Drôle de continuité entre le dernier documentaire vu, L'Homme aux mille visages, consacré à un homme aux vies multiples adaptant comportement et personnalité en fonction de la femme à ses côtés (et avec 4 femmes en même temps, grands talents de comédien). Le film écrit et réalisé par Aaron Schimberg investit un domaine connexe dans le registre fictionnel, dans une veine qui pourrait (très rapidement, et de loin) évoquer Elephant Man de feu David Lynch : le portrait psychologique et existentiel d'un homme atteint de neurofibromatose aiguë lui ravageant le visage qui bénéficie d'un traitement expérimental et qui peut envisager de retrouver un visage normal.

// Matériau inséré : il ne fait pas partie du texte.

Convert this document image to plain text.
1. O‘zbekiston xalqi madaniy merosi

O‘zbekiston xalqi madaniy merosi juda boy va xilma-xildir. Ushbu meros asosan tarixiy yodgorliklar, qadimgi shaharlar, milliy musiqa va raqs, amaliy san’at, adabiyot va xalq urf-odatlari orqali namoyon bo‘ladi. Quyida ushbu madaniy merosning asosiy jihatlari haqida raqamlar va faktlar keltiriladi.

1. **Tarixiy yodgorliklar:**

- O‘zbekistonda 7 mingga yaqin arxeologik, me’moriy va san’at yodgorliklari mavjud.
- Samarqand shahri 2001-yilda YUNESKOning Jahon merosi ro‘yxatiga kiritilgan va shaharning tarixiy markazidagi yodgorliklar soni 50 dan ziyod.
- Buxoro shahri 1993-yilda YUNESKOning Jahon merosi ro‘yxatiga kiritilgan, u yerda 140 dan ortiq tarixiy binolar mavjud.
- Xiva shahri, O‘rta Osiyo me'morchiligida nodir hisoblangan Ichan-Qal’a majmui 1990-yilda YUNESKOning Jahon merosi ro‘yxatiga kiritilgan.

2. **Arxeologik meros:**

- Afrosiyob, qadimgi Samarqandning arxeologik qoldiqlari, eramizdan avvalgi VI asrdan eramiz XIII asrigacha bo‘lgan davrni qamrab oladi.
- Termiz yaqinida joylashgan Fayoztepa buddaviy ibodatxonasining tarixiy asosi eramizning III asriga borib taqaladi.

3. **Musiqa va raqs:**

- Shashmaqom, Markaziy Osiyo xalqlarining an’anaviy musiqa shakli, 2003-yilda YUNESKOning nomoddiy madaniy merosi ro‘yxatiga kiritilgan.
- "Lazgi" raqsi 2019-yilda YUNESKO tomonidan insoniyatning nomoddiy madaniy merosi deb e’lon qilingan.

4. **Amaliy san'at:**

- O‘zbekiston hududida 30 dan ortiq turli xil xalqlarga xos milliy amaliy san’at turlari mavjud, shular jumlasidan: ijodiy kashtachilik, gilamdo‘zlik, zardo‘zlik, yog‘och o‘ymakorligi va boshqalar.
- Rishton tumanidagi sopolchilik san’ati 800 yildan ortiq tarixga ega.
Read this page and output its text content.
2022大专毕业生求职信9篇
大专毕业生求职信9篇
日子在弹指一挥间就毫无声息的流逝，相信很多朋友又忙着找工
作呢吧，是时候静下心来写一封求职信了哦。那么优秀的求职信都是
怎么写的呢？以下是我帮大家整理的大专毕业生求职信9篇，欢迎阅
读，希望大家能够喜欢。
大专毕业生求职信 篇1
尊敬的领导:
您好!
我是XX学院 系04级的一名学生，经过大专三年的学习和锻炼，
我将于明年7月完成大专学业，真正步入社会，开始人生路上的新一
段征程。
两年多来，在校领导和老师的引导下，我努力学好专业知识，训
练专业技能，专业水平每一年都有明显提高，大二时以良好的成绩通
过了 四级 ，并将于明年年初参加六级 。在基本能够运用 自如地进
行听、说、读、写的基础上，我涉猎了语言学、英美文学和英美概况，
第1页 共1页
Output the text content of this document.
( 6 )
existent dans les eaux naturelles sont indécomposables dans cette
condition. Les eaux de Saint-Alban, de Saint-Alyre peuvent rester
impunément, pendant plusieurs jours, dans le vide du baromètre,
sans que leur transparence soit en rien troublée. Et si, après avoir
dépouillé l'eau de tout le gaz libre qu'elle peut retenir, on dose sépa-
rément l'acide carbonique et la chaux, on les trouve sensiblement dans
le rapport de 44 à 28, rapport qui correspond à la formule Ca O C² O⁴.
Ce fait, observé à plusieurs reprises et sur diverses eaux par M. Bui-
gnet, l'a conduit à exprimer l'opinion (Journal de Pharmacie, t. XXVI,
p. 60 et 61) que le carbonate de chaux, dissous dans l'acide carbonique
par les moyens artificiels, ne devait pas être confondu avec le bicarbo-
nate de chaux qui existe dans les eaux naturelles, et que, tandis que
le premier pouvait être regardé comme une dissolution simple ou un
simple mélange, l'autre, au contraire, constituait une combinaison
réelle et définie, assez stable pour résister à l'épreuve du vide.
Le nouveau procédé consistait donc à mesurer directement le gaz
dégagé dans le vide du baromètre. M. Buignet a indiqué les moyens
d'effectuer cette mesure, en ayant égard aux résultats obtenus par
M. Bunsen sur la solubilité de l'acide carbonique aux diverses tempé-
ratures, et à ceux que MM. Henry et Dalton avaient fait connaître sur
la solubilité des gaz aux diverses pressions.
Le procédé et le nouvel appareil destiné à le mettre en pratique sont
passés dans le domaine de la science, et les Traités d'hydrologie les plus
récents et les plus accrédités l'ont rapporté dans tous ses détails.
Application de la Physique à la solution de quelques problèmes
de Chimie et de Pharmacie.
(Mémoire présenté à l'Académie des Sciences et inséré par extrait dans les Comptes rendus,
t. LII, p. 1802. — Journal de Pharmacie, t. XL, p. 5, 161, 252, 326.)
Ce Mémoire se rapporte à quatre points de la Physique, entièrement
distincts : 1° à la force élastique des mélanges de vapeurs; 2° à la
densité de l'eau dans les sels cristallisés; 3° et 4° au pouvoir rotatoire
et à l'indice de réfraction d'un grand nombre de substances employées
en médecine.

A Different Man est un film agréablement bizarre, au sens où il cultive une appréciation de la difformité extrême sans en faire une fin en soi, en mode "monstre de foire" ou Freaks-ploitation. Le premier temps est consacré à l'observation du quotidien forcément difficile du protagoniste (Sebastian Stan), marqué par son visage extrêmement déformé, et fatalement très lourd à supporter. Les regards dans le métro, les sous-entendus, les manifestations d'anormalités sont légion. Puis, par l'entremise d'une thérapie médicale expérimentale occasionnant quelques extraits gores, il retrouve un visage considéré comme normal, et une ellipse nous projette dans un futur proche où il devenu un agent immobilier beau et talentueux qui va se lancer dans une carrière d'acteur amateur au théâtre, dans une pièce inspirée de sa propre vie (la metteuse en scène était sa voisine). Premier niveau de bizarrerie dans l'écriture, puisqu'on observe cet homme "réparé" attiré par l'interprétation de son ancien lui-même... Et la bizarrerie ne fera qu'enfler lorsqu'un autre homme, atteint lui aussi de neurofibromatose (Adam Pearson, acteur souffrant de la pathologie pour de bon, choix de casting incroyable) mais particulièrement à l'aise dans sa peau, lui disputera son rôle.
Le film n'est pas du tout parfait, mais jouit d'un potentiel assez fort et l'exploite malgré tout un minimum. Forcément on observe l'évolution du comportement du héros comme des entomologistes, à mesure que son anxiété passée refait surface et se mêle aux nouveaux problèmes qu'il doit affronter dans sa nouvelle vie. Le film questionne pas mal de thèmes, pitié, dégoût, narcissisme, et contemple les séquelles psychologiques laissées par le handicap (plutôt que le handicap lui-même), en montrant toutes les horreurs que peut contenir une vie "normale" (symbolisée par son nouveau nom, Guy), ou comment les cauchemars peuvent émerger dans une vie rêvée en apparence... Le personnage trouvera très peu d'épanouissement après sa transformation / guérison, contre toute attente, comme s'il était impossible pour lui d'effacer le passif des humiliations qu'il a si longtemps endurées. Ambiance très étrange en tous cas, entre symbolisme, onirisme, et humour noir (c'est la dernière note : "Oh my friend, you haven't changed a bit"), parfois un peu trop obscur, un peu trop absurde, mais explorant une marge appréciable.